Guder: Bei unserer Delegiertentagung im Februar wird ein neuer Beiratsvorsitzender gewählt, denn Peter Sagasser gibt die Position ab und wird nur noch als Stellvertreter fungieren. Dirk Reinsberg wird dann sukzessive meine Aufgaben übernehmen. Auch beim europäischen GFGH-Verband Cegrobb, dessen Präsident ich seit 2011 bin, wird es 2019 nach Ablauf meiner zwei Amtsperioden im Mai Neuwahlen geben.

Getränke News: National wie international steht die Branche weiterhin unter Druck. Wird die Bedeutung der Verbände also weiterhin zunehmen?

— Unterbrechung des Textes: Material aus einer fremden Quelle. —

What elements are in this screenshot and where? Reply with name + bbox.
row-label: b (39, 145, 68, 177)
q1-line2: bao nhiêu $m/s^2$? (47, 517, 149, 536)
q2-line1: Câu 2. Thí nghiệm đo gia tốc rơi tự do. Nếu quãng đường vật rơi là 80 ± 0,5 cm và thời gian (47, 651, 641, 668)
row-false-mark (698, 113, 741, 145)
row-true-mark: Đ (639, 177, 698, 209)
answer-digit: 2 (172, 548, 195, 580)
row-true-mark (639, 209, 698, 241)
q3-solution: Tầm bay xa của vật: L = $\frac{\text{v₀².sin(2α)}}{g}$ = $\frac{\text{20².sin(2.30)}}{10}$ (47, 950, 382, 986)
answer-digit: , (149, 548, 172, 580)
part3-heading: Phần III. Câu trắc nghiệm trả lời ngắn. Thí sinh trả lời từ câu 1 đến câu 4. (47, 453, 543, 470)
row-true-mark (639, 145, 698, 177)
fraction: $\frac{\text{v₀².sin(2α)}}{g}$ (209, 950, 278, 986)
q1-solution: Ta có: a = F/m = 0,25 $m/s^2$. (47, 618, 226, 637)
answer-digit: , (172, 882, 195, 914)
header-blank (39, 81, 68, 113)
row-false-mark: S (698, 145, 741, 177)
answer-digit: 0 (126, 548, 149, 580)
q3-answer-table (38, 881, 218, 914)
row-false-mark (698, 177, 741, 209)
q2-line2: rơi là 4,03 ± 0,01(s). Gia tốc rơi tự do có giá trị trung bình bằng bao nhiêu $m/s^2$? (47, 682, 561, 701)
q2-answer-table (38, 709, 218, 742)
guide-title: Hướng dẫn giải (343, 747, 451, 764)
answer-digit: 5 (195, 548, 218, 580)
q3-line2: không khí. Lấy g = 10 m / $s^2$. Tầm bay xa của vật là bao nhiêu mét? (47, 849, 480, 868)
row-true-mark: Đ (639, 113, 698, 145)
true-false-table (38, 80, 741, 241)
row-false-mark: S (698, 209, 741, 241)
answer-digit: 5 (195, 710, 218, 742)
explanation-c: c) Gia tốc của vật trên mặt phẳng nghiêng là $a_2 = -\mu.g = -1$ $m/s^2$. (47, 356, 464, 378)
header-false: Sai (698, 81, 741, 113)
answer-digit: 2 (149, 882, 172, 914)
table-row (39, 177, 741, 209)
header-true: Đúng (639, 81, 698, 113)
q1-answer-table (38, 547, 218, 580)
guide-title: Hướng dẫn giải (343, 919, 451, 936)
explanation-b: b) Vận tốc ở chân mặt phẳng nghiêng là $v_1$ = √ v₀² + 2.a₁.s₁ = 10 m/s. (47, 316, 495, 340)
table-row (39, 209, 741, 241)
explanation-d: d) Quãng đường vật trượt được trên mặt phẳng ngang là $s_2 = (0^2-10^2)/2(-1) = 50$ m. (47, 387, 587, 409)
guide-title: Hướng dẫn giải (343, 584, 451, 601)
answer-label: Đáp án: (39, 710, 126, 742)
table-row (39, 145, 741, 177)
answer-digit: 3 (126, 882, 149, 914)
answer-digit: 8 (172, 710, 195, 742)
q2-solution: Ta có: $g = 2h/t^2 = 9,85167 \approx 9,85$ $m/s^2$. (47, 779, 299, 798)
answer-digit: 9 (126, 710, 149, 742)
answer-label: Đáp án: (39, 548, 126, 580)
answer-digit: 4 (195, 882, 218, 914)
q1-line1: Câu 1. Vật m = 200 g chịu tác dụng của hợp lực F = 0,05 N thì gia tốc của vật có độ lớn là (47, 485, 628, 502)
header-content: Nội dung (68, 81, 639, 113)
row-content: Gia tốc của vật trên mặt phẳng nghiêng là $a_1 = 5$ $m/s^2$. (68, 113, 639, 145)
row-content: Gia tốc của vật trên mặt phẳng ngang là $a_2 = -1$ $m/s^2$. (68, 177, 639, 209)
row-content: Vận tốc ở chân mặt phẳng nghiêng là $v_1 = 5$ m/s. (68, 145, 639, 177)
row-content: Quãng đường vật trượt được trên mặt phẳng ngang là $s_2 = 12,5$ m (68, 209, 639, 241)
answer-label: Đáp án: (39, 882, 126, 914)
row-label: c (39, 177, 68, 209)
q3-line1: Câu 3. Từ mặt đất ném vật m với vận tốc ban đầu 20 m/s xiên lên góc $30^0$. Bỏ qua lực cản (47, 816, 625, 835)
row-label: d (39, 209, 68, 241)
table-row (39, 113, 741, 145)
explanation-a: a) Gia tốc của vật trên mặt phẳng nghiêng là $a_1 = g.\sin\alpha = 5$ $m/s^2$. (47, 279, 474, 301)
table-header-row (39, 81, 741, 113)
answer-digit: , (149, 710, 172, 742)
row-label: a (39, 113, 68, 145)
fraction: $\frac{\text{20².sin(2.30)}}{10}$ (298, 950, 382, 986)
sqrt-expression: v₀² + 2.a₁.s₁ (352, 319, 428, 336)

Reinsberg: Ja. Wir brauchen Brückenbauer, die alle Teilnehmer der Branche zusammenbringen, um bestmögliche Ergebnisse zu erzielen.

 

Unsere Gesprächspartner

„Wir brauchen Brückenbauer“ 3
Günther Guder (links) und Dirk Reinsberg

Günther Guder (66) begann seine Karriere 1978 als Prokurist bei der Brau-Ring Kooperation. Es folgten verschiedene Führungspositionen in Öffentlichkeitsarbeit und Marketing beim Einbecker Brauhaus, der Licher Privatbrauerei und bei Dinckelacker.

1996 wurde der Diplombetriebswirt Geschäftsführer und Vorstandsmitglied des Vereins Pro Mehrweg, gleichzeitig trat er als Hauptgeschäftsführer beim Bundesverband des Deutschen Getränkefachgroßhandels an.

Mit dem Abschluss der Neustrukturierung und Zentralisierung des Bundesverbands wurde er 2004 dessen alleiniger geschäftsführender Vorstand. Im selben Jahr übernahm er auch als Vizepräsident Verantwortung beim Cegrobb, dem Zusammenschluss der Verbände des GFGHs auf europäischer Ebene. Seit 2011 steht er diesem als Präsident vor.

Dirk Reinsberg (49) startete seine berufliche Laufbahn nach dem Studium der Rechtswissenschaften als Vertriebsjurist beim Brauhaus Jever. Im Zuge des Verkaufs an die Radeberger Gruppe wechselte er 2011 nach Frankfurt und übernahm die Position des Geschäftsführers der RG Service- und Verwaltungsgesellschaft. Seit 2013 leitete er den Vertriebssupport Gastronomie des Konzerns.

2017 begann Reinsberg als Justiziar beim GFGH-Bundesverband, 2018 wurde er dessen Geschäftsführer. Im Schulterschluss mit Günther Guder bereitet er sich seitdem auf die Arbeit an der Spitze des Verbands vor, dessen Führung er 2019 übernehmen wird.